As the hurt subsides, you can fully accept that it wasn’t about you. This can be difficult, because in many situations it takes realizing that your partner didn’t set out to hurt you but that you were collateral damage for their own personal hurt, lack of maturity, baggage, or pure selfishness. More often than not, cheating is a result of a person’s inability to handle difficult situations, whether it be strife in the relationship or personal baggage—they are unable to cope in ways that foster communication and healing. They end up hurting the ones closest to them in an effort to not hurt themselves more. Hurting people hurt people. This is by no means an excuse for their actions, but realizing that it wasn’t about you, though it stings at first, can bring freedom in healing.
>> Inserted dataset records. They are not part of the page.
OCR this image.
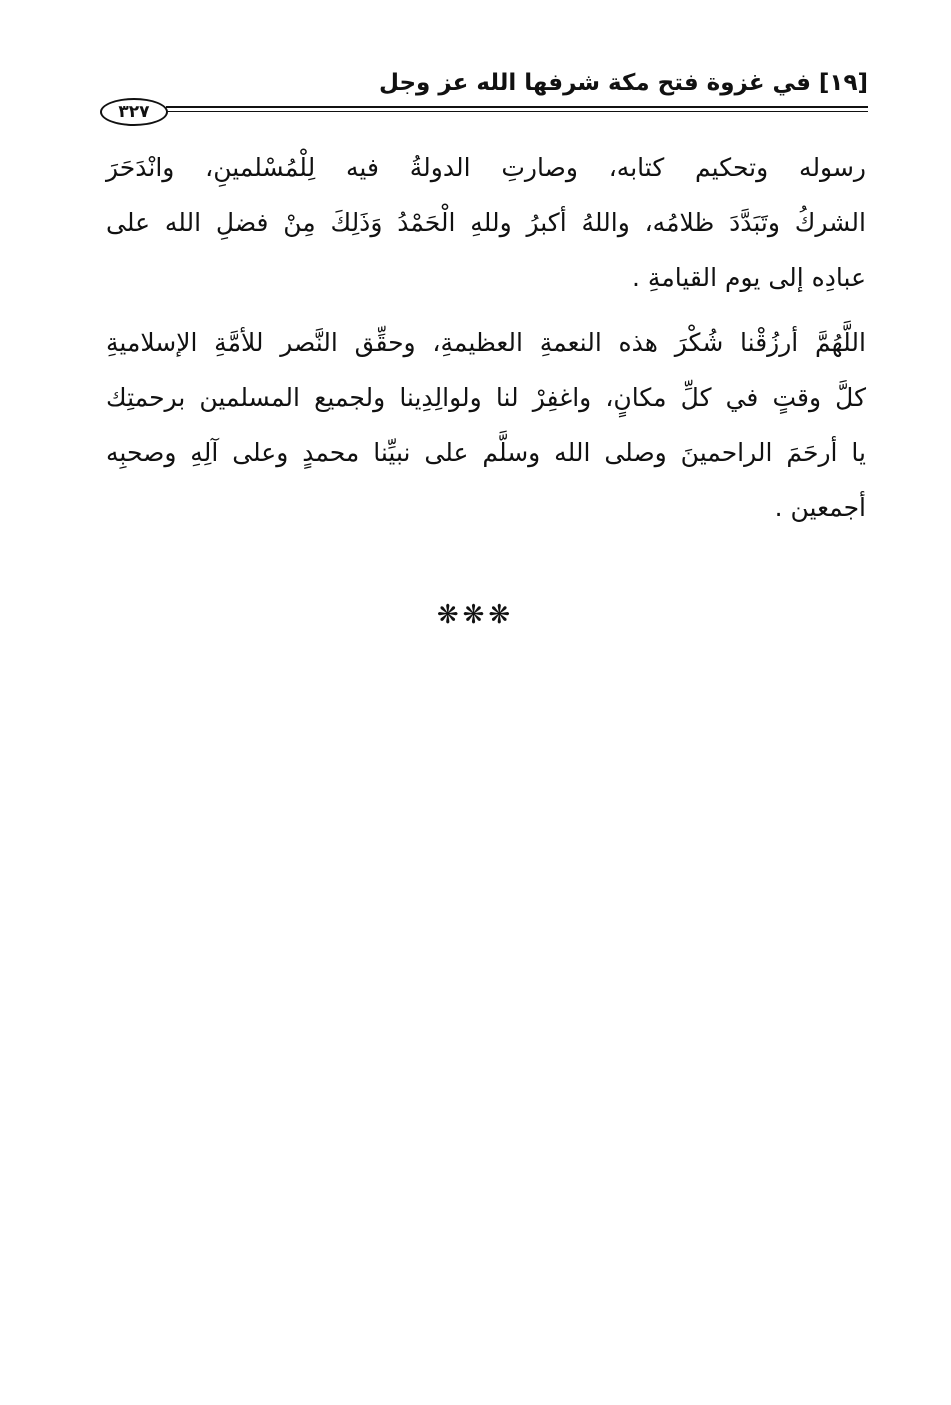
[١٩] في غزوة فتح مكة شرفها الله عز وجل
٣٢٧
رسوله وتحكيم كتابه، وصارتِ الدولةُ فيه لِلْمُسْلمينِ، وانْدَحَرَ
الشركُ وتَبَدَّدَ ظلامُه، واللهُ أكبرُ وللهِ الْحَمْدُ وَذَلِكَ مِنْ فضلِ الله على
عبادِه إلى يوم القيامةِ .
اللَّهُمَّ أرزُقْنا شُكْرَ هذه النعمةِ العظيمةِ، وحقِّق النَّصر للأمَّةِ الإسلاميةِ
كلَّ وقتٍ في كلِّ مكانٍ، واغفِرْ لنا ولوالِدِينا ولجميع المسلمين برحمتِك
يا أرحَمَ الراحمينَ وصلى الله وسلَّم على نبيِّنا محمدٍ وعلى آلِهِ وصحبِه
أجمعين .
❋❋❋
Address the negative views you have of yourself that have manifested as a result of this pain. Forgive yourself for your mistakes and your flaws and embrace and enhance all of the positive things you have to offer. Take small moments to celebrate steps in your healing process. Write down the positive things you have to offer, and if you are having trouble finding those, talk to your family and friends and seek out people who are encouraging. But the best way to continue in healing is realizing that not only was the affair not about you, this world is not all about you, either.
Do things with and for other people. Broaden your scope even more to those who are around you. Gather support from those who care for you and look for ways to encourage others as well. Healing won’t be quick and will take time and intentional effort, but the process will help you know and feel your worth, grow in your value, and live freely in who you are.